Dados do Cadastro Geral de Empregados e Desempregados (Caged), do Ministério do Trabalho e Emprego, revelam que o Brasil abriu 85.888 postos de trabalho com carteira assinada em abril de 2026. O resultado representa uma queda de 62,3% em comparação a março, quando foram criadas 227.974 vagas. Em relação a abril de 2025, a retração na geração de empregos foi de 63,9%, cenário pressionado pela desaceleração econômica e pelos juros elevados. Este é o segundo pior resultado para o mês de abril desde 2020, superando apenas o fechamento de postos ocorrido no início da pandemia.
No acumulado dos quatro primeiros meses de 2026, o Caged registrou 699.762 vagas formais, uma redução de 23,4% ante o mesmo período de 2025, que somou 913.827 postos. Apesar da desaceleração, o número total de trabalhadores com carteira assinada no país chegou a 47.810.425 ao final de abril, um crescimento de 2,26% frente ao mesmo mês do ano anterior.
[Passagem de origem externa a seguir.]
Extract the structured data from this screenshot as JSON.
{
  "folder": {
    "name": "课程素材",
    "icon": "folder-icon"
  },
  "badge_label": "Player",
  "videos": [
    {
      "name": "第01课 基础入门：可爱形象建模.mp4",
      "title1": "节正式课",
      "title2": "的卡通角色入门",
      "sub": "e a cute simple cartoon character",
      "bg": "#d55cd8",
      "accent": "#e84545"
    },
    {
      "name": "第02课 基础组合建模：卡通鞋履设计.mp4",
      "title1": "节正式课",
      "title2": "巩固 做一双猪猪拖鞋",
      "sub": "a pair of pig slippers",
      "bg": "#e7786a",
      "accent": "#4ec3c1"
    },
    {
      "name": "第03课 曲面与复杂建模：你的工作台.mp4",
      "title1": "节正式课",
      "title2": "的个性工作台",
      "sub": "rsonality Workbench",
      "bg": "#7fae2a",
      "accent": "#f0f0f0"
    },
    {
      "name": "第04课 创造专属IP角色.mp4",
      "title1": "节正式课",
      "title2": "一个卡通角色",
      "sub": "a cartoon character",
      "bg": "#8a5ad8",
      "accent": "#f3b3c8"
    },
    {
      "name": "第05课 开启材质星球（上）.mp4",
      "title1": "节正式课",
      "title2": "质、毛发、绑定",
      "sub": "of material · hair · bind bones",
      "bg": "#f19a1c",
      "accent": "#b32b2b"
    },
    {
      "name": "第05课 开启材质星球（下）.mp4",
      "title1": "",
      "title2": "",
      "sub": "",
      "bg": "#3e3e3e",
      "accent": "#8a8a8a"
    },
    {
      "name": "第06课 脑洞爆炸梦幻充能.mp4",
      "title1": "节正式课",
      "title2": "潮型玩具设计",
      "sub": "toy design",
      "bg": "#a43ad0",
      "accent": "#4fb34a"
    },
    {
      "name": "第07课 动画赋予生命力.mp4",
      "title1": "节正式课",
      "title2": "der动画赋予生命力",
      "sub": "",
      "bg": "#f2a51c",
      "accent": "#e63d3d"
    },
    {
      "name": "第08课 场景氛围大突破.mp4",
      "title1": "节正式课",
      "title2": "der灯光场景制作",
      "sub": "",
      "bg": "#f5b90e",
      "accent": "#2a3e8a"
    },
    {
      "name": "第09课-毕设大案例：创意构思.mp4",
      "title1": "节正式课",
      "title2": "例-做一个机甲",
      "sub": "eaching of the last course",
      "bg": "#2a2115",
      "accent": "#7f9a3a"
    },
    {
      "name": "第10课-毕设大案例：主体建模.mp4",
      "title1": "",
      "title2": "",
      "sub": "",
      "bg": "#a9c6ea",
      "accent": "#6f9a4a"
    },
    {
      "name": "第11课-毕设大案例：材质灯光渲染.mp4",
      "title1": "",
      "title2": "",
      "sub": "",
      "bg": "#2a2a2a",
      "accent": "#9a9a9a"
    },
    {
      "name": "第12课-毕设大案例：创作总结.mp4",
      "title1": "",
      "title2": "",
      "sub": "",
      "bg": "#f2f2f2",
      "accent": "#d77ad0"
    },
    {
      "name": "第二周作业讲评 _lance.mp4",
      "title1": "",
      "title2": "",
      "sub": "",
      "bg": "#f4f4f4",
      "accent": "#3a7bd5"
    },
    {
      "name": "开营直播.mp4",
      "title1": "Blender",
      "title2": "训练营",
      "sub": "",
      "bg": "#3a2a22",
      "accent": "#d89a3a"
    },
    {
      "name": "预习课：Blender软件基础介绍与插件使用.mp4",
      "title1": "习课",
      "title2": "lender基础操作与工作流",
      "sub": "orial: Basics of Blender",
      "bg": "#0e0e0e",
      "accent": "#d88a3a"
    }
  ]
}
Desempenho setorial e regional
A divisão por setores mostra que os serviços foram os maiores impulsionadores do mercado em abril, com a criação de 69.601 vagas, destaque para o segmento de saúde humana e serviços sociais (+18.150). A construção civil gerou 23.525 novos postos, enquanto a indústria abriu 9.256. Por outro lado, a agropecuária (-8.378) e o comércio (-8.114) registraram saldo negativo, influenciados pelo fim de safras e pela sazonalidade negativa do varejo no período.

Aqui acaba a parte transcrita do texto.